On his way south, in Samoa, his lifelong friend de Langle, commander of his companion frigate, leading a large shore party, was attacked, for reasons still uncertain. De Langle was killed, and many others with him. La Pérouse was profoundly affected by the disaster, and in a sense he never recovered. He sailed on to Botany Bay, met the English, overhauled his ships, gave his journals to an English officer to deliver to France, along with letters to friends and to his wife, Eléonore, whom he had waited years to marry and with whom he had managed to live for only a few happy months. Despite the severe physical and mental attrition of the voyage, he planned most of a year’s further exploration on his way back to France. Then, he said, he would give up the sea and settle down at last with Eléonore.

When he sailed from Australia, the English at Botany Bay were the last Europeans to see his vessels. He disappeared. It would be years before an Irish adventurer named Peter Dillon would discover what had happened to him. Both frigates had been wrecked at night in a typhoon on the small, uncharted island of Vanikoro, off the Solomons. Whether he survived that wreck and sailed on in a smaller vessel built from the wreckage, as some islanders said, or died there, is not known.*

The name of the bay where he had landed on Maui, and of the cluster of houses around it, was—and in Hawaiian still is—Keone ‘o’io, (“Bonefish Sand”). When La Pérouse had forgotten it completely it would be named after him.

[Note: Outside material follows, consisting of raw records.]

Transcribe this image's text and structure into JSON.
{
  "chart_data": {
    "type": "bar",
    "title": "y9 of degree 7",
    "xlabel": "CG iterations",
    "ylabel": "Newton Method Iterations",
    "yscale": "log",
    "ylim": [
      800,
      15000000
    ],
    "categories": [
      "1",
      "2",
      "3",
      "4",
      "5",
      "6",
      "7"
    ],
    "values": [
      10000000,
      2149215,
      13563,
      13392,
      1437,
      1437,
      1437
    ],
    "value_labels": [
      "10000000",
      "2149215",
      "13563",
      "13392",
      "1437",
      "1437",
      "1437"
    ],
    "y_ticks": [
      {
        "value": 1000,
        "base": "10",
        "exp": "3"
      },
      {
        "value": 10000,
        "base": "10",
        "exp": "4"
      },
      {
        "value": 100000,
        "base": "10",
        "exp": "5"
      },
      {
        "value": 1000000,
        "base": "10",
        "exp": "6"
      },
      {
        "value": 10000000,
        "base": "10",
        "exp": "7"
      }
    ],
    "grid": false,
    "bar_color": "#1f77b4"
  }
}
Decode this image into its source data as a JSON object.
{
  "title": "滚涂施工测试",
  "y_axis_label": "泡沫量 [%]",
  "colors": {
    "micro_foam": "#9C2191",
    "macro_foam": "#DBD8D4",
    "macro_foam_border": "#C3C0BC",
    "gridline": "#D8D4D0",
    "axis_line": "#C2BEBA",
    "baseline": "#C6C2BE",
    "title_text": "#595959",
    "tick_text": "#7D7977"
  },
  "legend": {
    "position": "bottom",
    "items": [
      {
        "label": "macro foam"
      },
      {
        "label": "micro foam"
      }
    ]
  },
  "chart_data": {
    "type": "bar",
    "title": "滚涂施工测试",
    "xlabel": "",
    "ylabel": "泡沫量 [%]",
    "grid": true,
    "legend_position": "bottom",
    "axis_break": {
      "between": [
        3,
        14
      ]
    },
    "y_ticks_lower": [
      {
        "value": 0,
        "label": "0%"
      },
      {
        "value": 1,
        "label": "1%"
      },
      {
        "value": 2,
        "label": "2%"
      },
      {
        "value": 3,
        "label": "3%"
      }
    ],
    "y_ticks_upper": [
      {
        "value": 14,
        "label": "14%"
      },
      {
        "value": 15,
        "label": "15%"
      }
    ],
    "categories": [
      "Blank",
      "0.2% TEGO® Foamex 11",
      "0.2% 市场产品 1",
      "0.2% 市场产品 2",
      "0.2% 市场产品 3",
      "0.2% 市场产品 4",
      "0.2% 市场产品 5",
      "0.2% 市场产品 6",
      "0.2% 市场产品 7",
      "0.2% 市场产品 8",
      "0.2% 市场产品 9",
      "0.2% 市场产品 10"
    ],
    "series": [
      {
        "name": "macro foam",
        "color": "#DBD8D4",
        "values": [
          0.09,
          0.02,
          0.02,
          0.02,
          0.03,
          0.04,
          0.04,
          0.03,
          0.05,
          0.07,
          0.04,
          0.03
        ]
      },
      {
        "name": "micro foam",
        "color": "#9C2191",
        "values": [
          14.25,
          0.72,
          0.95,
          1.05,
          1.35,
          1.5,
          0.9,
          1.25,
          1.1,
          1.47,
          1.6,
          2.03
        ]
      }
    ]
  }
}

The village disappeared long ago. Within a decade the English captain George Vancouver tried to find the place, using the La Pérouse journal account of the visit, but what he found seemed so different from the description that he believed there must have been a lava flow between the date when La Pérouse had been there and his own arrival. That was the generally accepted view until recently, when carbon dating showed that the last lava flow to the shoreline there took place much earlier. One of the aims of the La Pérouse expedition had been to contribute to the cartography of the Pacific, and the maps that were made in the course of it were remarkably accurate for their time. It would be strange if Keone ‘o’io had been an exception, carelessly or hastily recorded. In any event, what La Pérouse saw there has disappeared with him, and it would be years after I first saw the bay that I began to piece together bits of his story.